Why Breaking a Sweat is Good for You
Squash, like most sports, incorporates a vast amount of training and exercise in order to be successful. And with this training and exercise comes one of the most healthy things your body can do — sweat. When you sweat, it means your body is working hard and getting an adequate amount of exercise; a lot of personal trainers say that if you don’t sweat when you exercise, then you aren’t really getting in a good workout. According to an article written by Candace H. Chemtob and published in Squash Magazine, “Exercise can improve your mood, boost self confidence, improve sleep, blunt the decrease of memory with age, alleviate depression, and reduce stress anxiety,” (Chemtob, Sweat is Good for the Soul). Here are some ways you can incorporate more sweat and exercise into your daily lifestyle, and the psychological benefits that come with doing so:
First, if you’re having a bad day at work or school and need help feeling less stressed, exercise is the answer. Only ten minutes of moderate exercise a day can improve your mood. If you’re a squash player, or any type of athlete, getting outside and hitting a few balls against a wall or with a friend, is a great way to get back into your good spirits.
According to Chemtob, “Children and young adults who exercise have higher levels of self-esteem. In middle age adults, exercise is linked to improvements in overall psychological feelings of well-being,” (Sweat is Good for the Soul). Yes, your overall well-being will be improved if you make exercising part of your way of life, not just something to cross off on your to-do list. Even those who suffer from chronic diseases can see a change in their health.

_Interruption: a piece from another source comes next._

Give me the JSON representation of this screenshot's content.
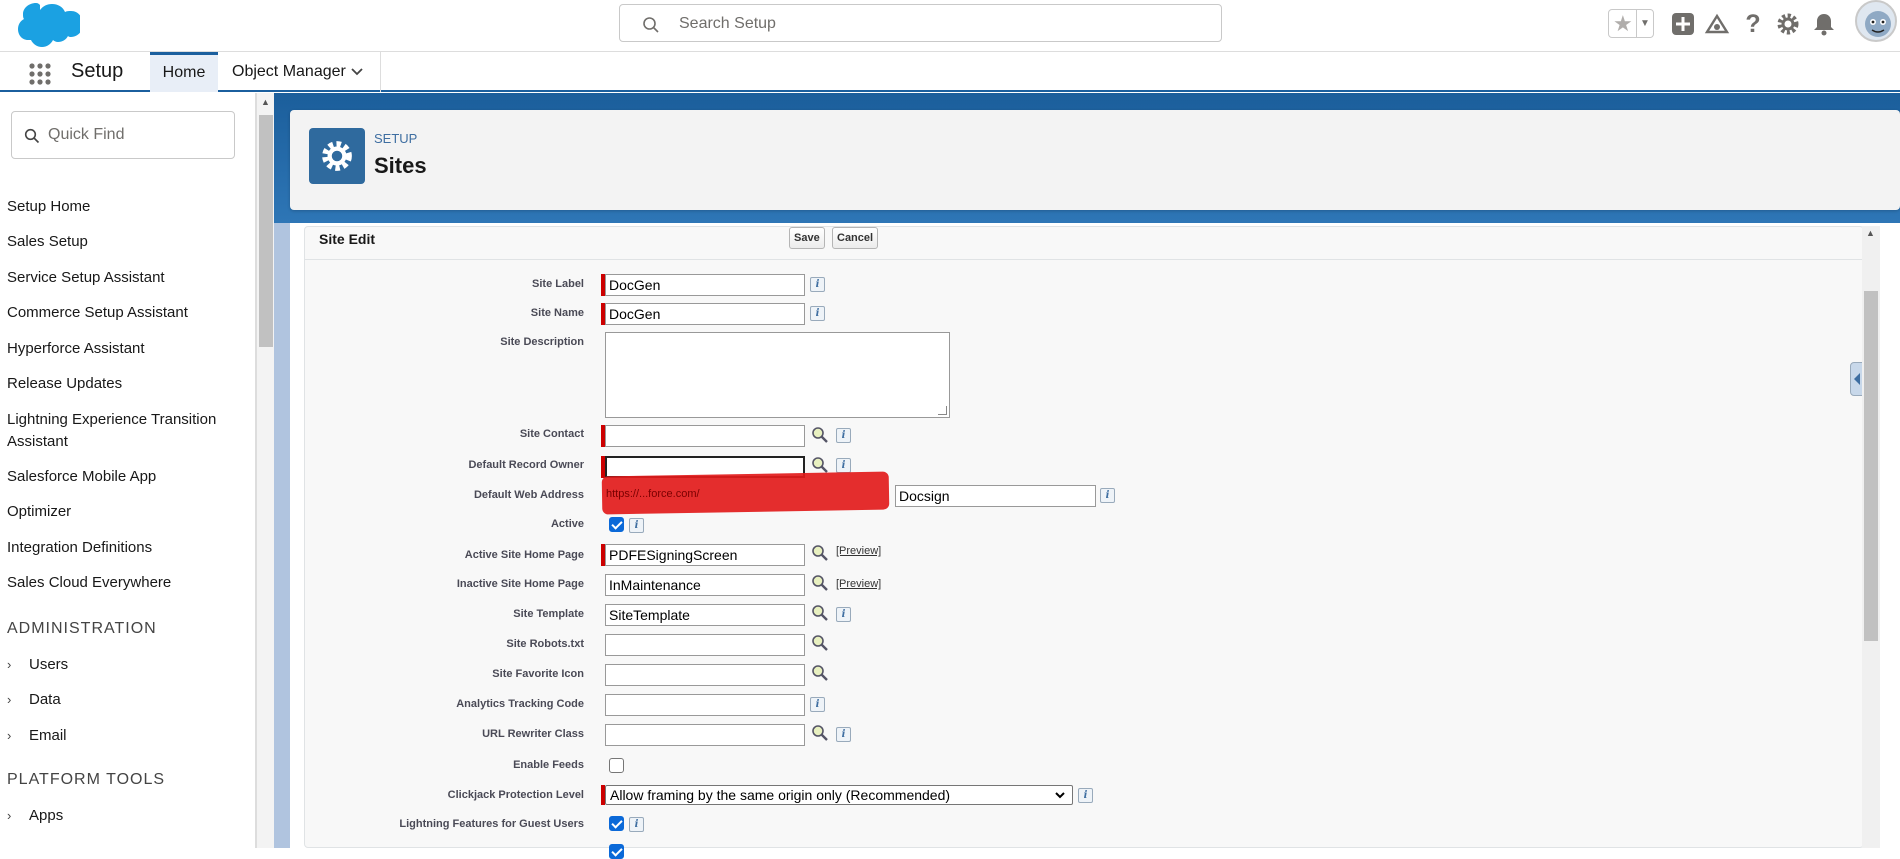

And remember, the more you sweat, the more exercise you’re getting — and the more exercise you get, the better you will feel.
If you’ve ever had periods of depression or are diagnosed with depression, exercise can be an extreme benefit for you because it alleviates depression. According to Chemtob, “The risk of becoming depressed can be lowered 20 to 30% with regular exercise. Furthermore, for clinically-depressed patients exercise may help achieve remission,” (Sweat is Good for the Soul). It may be hard for you to make those initial steps of getting into a healthy exercise routine, but after a few weeks of doing so you’ll notice vast improvements and won’t want to stop.